Ministry of Environmental Conservation and Forestry
- Seal of the Ministry of Environmental Conservation and Forestry

Agency overview
- Formed: 1948
- Preceding agencies: Ministry of Agriculture; Ministry of Forestry and Forests;
- Dissolved: March 30, 2016
- Superseding agency: Ministry of Natural Resources and Environmental Conservation;
- Jurisdiction: Government of Myanmar
- Headquarters: Naypyidaw 19°49′16″N 96°07′54″E﻿ / ﻿19.8210144°N 96.1316358°E
- Minister responsible: Khin Maung Yee;
- Deputy Minister responsible: Incumbent;
- Child agencies: Minister’s Office; Planning and Statistics Department; Forest Department; Dry Zone Greening Department; Myanma Timber Enterprise; Survey Department; Environmental Conservation Department;
- Website: www.moecaf.gov.mm

= Ministry of Environmental Conservation and Forestry (Myanmar) =

The Ministry of Environmental Conservation and Forestry (ပတ်ဝန်းကျင်ထိန်းသိမ်းရေးနှင့် သစ်တောရေးရာ ဝန်ကြီးဌာန) was a ministry in the government of Myanmar responsible for the country's forestry and logging sectors. From 1948 to 5 March 1992, the Ministry was joined with the Ministry of Agriculture and Irrigation as the Ministry of Agriculture and Forests.

The Ministry was organized as Ministry of Natural Resources and Environmental Conservation by combination of Ministry of Mines.

== Organisations ==
The Ministry of Environmental Conservation and Forestry includes the following departments;
- Planning and Statistics Department
- Forest Department
- Dry zone Greening Department
- Environmental Conservation Department
- Survey Department
- Myanma Timber Enterprise

=== Planning and Statistics Department ===
The department is responsible for evaluation and monitoring the implementation of the forest policies, production and work targets, short and long-term planning and the project achievements of the Ministry of Environmental Conservation and Forestry.

The department coordinates with other Department and Enterprise within the Ministry of Environmental Conservation and Forestry on cases such as planning and statistics, international relations, business on wood-based industry, technical assistance from abroad and timber trade. The department is also responsible for evaluating and monitoring the implementation of planned targets of individual organisations under the Ministry to ensure the annual progress of the GDP accordingly. The activities of the department involve promotion of relation with international organisations, provision of assistance in the implementation of the projects by liaisoning with other Ministries, departments and international organisations. The department initiates appropriate regulations, reviews the market situation, observes the Government inputs and reports to the authorities concerned occasionally.

=== Forest Department ===
Since its inception 140 years ago, the Forest Department, in various forms through different areas and systems, has successfully performed its protection and production functions in harmony, based upon a policy of sustainable utilisation of valuable forest resources . While endeavouring to promote the status of the nation's economy, the Forest Department has been meeting the people's basic needs for timber, fuelwood, bamboo and other forest products using the methods of extraction with the least impact on the natural environment.

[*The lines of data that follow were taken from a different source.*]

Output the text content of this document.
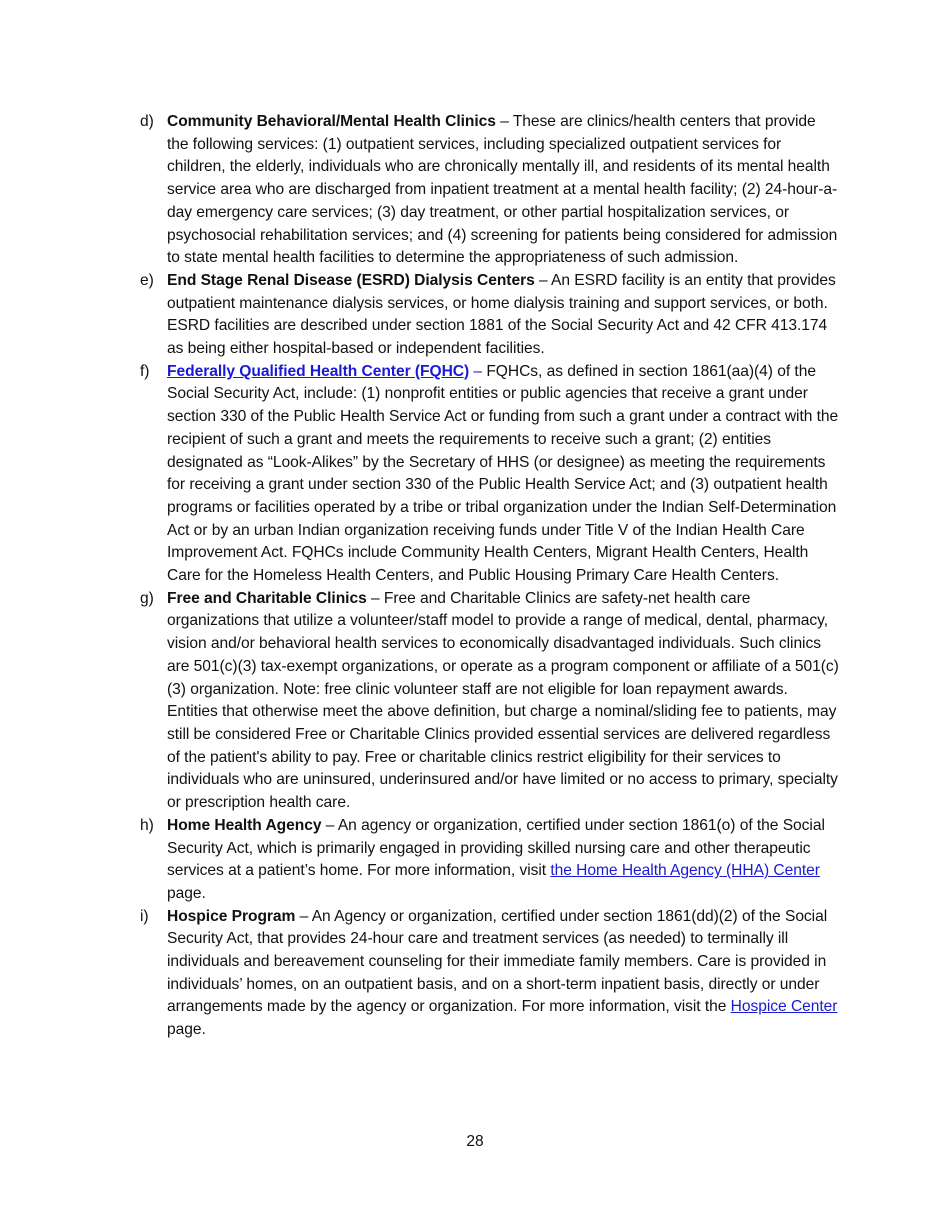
d) Community Behavioral/Mental Health Clinics – These are clinics/health centers that provide the following services: (1) outpatient services, including specialized outpatient services for children, the elderly, individuals who are chronically mentally ill, and residents of its mental health service area who are discharged from inpatient treatment at a mental health facility; (2) 24-hour-a-day emergency care services; (3) day treatment, or other partial hospitalization services, or psychosocial rehabilitation services; and (4) screening for patients being considered for admission to state mental health facilities to determine the appropriateness of such admission.
e) End Stage Renal Disease (ESRD) Dialysis Centers – An ESRD facility is an entity that provides outpatient maintenance dialysis services, or home dialysis training and support services, or both. ESRD facilities are described under section 1881 of the Social Security Act and 42 CFR 413.174 as being either hospital-based or independent facilities.
f)	Federally Qualified Health Center (FQHC) – FQHCs, as defined in section 1861(aa)(4) of the Social Security Act, include: (1) nonprofit entities or public agencies that receive a grant under section 330 of the Public Health Service Act or funding from such a grant under a contract with the recipient of such a grant and meets the requirements to receive such a grant; (2) entities designated as “Look-Alikes” by the Secretary of HHS (or designee) as meeting the requirements for receiving a grant under section 330 of the Public Health Service Act; and (3) outpatient health programs or facilities operated by a tribe or tribal organization under the Indian Self-Determination Act or by an urban Indian organization receiving funds under Title V of the Indian Health Care Improvement Act. FQHCs include Community Health Centers, Migrant Health Centers, Health Care for the Homeless Health Centers, and Public Housing Primary Care Health Centers.
g) Free and Charitable Clinics – Free and Charitable Clinics are safety-net health care organizations that utilize a volunteer/staff model to provide a range of medical, dental, pharmacy, vision and/or behavioral health services to economically disadvantaged individuals. Such clinics are 501(c)(3) tax-exempt organizations, or operate as a program component or affiliate of a 501(c)(3) organization. Note: free clinic volunteer staff are not eligible for loan repayment awards. Entities that otherwise meet the above definition, but charge a nominal/sliding fee to patients, may still be considered Free or Charitable Clinics provided essential services are delivered regardless of the patient's ability to pay. Free or charitable clinics restrict eligibility for their services to individuals who are uninsured, underinsured and/or have limited or no access to primary, specialty or prescription health care.
h) Home Health Agency – An agency or organization, certified under section 1861(o) of the Social Security Act, which is primarily engaged in providing skilled nursing care and other therapeutic services at a patient’s home. For more information, visit the Home Health Agency (HHA) Center page.
i)	Hospice Program – An Agency or organization, certified under section 1861(dd)(2) of the Social Security Act, that provides 24-hour care and treatment services (as needed) to terminally ill individuals and bereavement counseling for their immediate family members. Care is provided in individuals’ homes, on an outpatient basis, and on a short-term inpatient basis, directly or under arrangements made by the agency or organization. For more information, visit the Hospice Center page.
28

=== Dry zone Greening Department ===
Dry Zone Greening Department (DZGD) was formed under Ministry of Environmental Conservation and Forestry on 22 July 1997 with specific aim to implement greening of central Dry Zone of Myanmar. Headquarters consists of Director General's office, Admin Division, Planning Division and Engineering Division. Territorial offices include regional director offices, district offices and township offices. Sanctioned strength of the department is a total 3231, including 137 officers and 3094 staffs.

According to new amendment working area of Dry Zone Greening Department includes 3 regions, 12 districts and 54 townships (excluding Gangaw District), covering 20.17 million acres of dry land forests.

=== Environmental Conservation Department ===
The Environmental Conservation Department, one of the six departments under the Ministry of Environmental Conservation and Forestry is responsible for implementing National Environmental Policy, strategy, framework, planning and action plan for the integration of environmental consideration into in the national sustainable development process. And then to manage natural resources conservation and sustainable utilisation, the pollution control on water, air and land for the sustainable environment. And also to co-operate with other government organisations, civil society, private sectors and international organisations concerning with environmental management.

For example, the Myanmar Engineering Society has identified at least 39 locations capable of geothermal power production and some of these hydrothermal reservoirs lie quite close to Yangon which is a significant underutilized resource for power generation to accelerate rural economic development with minimal impact to the environment.

=== Survey Department ===
Survey Department mainly takes responsibilities for topographic mapping throughout the whole country and jointly carries out boundary demarcation works with neighbouring countries.